The bokeh balls aren’t very attractive, they have a very pronounced onion ring effect and even the balls at the centre of the image have a slightly elliptical shape and this gets more apparent towards the edge of the image. While you don’t necessarily buy a 20mm lens for its bokeh it is important on this lens because of its close focusing capabilities. When we look at real world examples we can see the tonal transitions in the out of focus areas are nice and smooth.
Sharpness. Wide open at the centre the lens is a little soft and lacking contrast. Things improve as you stop down and the best sharpness is attained at f5.6. At the edges at f2.8 the corners are slightly worse than the centre. It is not until f8 when the corner performance equals that of the centre.
For stills photography the Tamron 20mm is very positive in acquiring focus if just a bit slow. There’s no hesitancy and no hunting. In a sequence of shots of me walking backwards and forwards the camera and lens combo achieved an 88% hit rate. I would expect that to be better with the third and fourth generation A7 bodies.
Video is a different story. There is some hesitancy in focusing and a bit of wobble even with static shots. Performance is at its best at closer distances.
For landscape and architectural work this would be quite a nice choice, particularly if you are travelling and want to keep the weight of your kit down. The fact that the lens doesn’t reach peak optical performance across the frame until f8 would not be a problem. Just remember to keep for your verticals vertical when shooting buildings.
The close up capabilities of this lens are what sets it apart from other extreme wide angle lenses. This lens will reproduce an object at half size at its minimum focusing distance of 11cm. Now remember that that distance isn’t measured from the front lens element but from the sensor plane. This means to achieve the magnification ratio of 1:2 you have to be very very close to your subject. So close that you may have to remove the lens hood as it casts shadow over your subject. I bought the lens for nature photography, particularly close ups of flowers. Wide angle close up shots allow you to show the detail of the subject and its context. That gives a more unusual look to the more standard viewpoint of a short telephoto macro lens such as 100mm. For this the Tamron works very well.

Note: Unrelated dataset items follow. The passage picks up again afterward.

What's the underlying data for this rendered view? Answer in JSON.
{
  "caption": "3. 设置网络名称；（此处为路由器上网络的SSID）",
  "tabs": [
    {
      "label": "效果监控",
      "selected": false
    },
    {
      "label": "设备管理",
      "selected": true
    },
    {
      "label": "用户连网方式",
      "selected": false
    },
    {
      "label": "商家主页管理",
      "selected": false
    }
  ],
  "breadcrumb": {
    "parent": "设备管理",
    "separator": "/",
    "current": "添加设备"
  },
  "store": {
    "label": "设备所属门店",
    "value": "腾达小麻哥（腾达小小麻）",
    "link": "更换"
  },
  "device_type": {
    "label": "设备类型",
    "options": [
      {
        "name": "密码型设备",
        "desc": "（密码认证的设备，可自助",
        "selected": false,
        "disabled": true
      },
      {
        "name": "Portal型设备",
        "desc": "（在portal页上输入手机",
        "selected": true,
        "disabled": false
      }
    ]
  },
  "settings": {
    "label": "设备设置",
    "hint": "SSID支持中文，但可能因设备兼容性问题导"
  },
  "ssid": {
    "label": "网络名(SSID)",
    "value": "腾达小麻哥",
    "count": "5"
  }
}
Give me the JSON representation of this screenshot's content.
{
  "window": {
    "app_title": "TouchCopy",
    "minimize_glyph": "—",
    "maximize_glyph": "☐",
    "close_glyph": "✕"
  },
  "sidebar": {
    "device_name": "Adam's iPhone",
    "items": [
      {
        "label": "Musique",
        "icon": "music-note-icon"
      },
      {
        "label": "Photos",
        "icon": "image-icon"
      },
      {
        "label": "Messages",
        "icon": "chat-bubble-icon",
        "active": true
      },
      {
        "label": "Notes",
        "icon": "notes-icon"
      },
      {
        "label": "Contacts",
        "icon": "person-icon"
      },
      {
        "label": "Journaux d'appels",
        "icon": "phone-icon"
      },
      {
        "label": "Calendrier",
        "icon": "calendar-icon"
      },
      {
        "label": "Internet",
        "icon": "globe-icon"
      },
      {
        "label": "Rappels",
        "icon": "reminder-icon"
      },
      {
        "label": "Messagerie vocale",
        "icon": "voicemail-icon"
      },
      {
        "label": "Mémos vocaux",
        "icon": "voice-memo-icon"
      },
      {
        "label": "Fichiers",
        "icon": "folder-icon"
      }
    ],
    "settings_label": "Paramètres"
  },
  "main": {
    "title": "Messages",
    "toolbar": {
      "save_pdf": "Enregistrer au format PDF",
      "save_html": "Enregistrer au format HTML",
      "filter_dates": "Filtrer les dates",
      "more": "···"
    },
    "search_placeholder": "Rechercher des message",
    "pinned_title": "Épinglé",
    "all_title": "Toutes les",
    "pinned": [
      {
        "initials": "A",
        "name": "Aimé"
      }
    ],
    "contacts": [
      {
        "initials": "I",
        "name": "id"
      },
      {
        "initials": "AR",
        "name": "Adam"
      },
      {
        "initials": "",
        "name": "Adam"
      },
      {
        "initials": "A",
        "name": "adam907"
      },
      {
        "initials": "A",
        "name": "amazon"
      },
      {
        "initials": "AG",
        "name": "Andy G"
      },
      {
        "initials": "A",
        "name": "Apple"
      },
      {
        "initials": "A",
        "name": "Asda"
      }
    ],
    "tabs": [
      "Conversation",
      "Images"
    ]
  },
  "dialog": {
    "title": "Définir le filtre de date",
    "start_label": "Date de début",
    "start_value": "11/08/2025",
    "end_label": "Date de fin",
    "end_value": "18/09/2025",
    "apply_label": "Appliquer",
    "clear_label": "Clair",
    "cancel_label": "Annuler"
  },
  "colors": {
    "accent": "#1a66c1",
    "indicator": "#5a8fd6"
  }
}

Astro – I don’t do this type of photography but from what I’ve read I think that you’d be better off getting one of the faster 20mm lenses from Sony or Sigma. F2.8 is borderline too slow an aperture and the lack of edge sharpness at wide apertures further handicaps the lens for this particular usage.
Video usage. This is where the lens is like the curate’s egg – “good in parts”. The autofocus is a bit of a let down and the manual focusing makes repeatable focus pulls difficult. The light weight is a boon for gimbal usage as is the fact that the lens doesn’t extend when focusing. If vlogging is your thing then the angle of view is just about perfect – giving your viewers more of the background rather than just having a large talking head – plus the light weight means the lens and camera combo is easier to hold at arms length.
I bought this lens to compliment the 35mm f2.8 which I really like and use a lot. I find that the 20mm is somewhat underwhelming. I feel that the optical performance isn’t as good as it could be. The lens distortion is quite severe and the lens profile just blurs the detail in the corners. Couple this with the autofocus performance and I’m left feeling that it would be better to save more money and buy a better lens. In fact if it wasn’t for the close focusing capabilities I would be parting company with this lens.